The Holy Sepulchre is under the roof of this great church. It is a handsome tomb of oblong form, partly subterranean. You descend into the interior by a few steps, and there find an altar with burning tapers. When you have seen enough of it you feel, perhaps, weary of the busy crowd, and ask your dragoman whether there will be time before sunset to procure horses and take a ride to Mount Calvary.
"Mount Calvary, signor! It is upstairs--on the first floor!" In effect you ascend just thirteen steps, and then are shown the now golden sockets in which the crosses of our Lord and the two thieves were fixed.
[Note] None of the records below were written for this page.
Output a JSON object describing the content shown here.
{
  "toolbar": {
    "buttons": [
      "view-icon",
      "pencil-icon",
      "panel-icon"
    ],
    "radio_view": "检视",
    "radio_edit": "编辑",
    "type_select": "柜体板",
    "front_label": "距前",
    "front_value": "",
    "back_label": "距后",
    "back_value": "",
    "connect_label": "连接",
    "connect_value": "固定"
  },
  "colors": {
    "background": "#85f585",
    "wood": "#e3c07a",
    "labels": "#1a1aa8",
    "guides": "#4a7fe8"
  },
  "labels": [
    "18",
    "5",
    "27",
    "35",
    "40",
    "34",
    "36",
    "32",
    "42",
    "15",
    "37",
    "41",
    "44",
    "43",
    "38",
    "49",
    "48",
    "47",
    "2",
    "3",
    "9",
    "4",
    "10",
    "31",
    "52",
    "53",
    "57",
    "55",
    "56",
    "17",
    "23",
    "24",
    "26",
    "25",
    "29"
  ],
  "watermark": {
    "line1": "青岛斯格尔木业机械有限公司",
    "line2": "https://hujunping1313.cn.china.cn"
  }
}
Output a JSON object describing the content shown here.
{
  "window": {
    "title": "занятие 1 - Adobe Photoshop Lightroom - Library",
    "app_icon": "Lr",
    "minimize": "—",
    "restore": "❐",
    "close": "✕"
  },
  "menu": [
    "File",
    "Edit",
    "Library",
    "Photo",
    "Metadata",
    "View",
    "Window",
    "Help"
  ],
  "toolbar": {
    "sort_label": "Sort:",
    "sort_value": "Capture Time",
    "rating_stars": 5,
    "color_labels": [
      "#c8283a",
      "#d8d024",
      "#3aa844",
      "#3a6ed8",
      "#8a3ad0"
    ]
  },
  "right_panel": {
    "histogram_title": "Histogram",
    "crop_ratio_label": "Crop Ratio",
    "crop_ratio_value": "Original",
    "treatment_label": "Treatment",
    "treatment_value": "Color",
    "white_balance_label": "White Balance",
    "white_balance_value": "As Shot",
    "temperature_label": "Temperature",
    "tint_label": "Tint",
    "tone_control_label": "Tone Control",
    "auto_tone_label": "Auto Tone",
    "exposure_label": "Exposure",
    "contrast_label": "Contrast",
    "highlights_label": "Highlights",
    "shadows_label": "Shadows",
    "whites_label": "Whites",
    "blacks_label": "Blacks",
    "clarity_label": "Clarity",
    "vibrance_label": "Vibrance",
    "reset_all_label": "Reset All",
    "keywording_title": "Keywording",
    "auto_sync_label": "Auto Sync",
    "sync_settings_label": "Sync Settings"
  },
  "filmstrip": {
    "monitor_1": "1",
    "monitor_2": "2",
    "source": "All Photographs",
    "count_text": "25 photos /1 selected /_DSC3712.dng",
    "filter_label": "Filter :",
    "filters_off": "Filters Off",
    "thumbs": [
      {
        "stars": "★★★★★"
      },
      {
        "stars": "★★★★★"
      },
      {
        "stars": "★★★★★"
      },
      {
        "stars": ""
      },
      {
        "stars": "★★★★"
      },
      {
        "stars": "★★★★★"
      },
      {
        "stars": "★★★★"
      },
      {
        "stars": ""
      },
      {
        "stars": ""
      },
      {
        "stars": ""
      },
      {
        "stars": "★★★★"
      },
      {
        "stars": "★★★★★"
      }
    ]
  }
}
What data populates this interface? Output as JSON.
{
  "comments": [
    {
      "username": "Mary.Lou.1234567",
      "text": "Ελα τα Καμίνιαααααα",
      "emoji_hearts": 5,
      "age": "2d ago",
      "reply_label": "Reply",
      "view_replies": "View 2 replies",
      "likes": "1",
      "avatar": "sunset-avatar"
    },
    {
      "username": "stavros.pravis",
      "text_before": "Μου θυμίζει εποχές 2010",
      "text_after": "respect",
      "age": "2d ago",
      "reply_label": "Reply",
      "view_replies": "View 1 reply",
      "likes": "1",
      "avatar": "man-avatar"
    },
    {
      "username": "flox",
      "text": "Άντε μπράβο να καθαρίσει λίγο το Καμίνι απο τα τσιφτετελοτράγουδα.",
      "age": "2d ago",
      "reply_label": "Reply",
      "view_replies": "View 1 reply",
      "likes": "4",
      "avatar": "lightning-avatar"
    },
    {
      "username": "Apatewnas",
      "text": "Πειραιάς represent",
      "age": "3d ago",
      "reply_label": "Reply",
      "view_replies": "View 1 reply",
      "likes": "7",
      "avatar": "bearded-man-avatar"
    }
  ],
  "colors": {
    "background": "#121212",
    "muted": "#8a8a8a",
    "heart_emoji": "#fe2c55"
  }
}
The village of Bethlehem lies prettily couched on the slope of a hill. The sanctuary is a subterranean grotto, and is committed to the joint guardianship of the Romans, Greeks, and Armenians, who vie with each other in adorning it. Beneath an altar gorgeously decorated, and lit with everlasting fires, there stands the low slab of stone which marked the holy site of the Nativity, and near to this is a hollow scooped out of the living rock. Here the infant Jesus was laid. Near the spot of the Nativity is the rock against which the Blessed Virgin was leaning when she presented her babe to the adoring shepherds.
_V.--To Cairo and the Pyramids_
Gaza is upon the edge of the desert, to which it stands in the same relation as a seaport to the sea. It is there that you charter your camels, "the ships of the desert," and lay in your stores for the voyage. The agreement with the desert Arabs includes a safe conduct through their country as well as the hire of the camels. On the ninth day, without startling incident, I arrived at the capital of Egypt.
Cairo and the plague! During the whole time of my stay, the plague was so master of the city, and showed himself so staringly in every street and alley, that I can't now affect to dissociate the two ideas. I was the only European traveller in Cairo, and was provided with a house by one Osman Effendi, whose history was curious. He was a Scotchman born, and landed in Egypt as a drummer-boy with Mackenzie Fraser's force, taken prisoner, and offered the alternative of death or the Koran.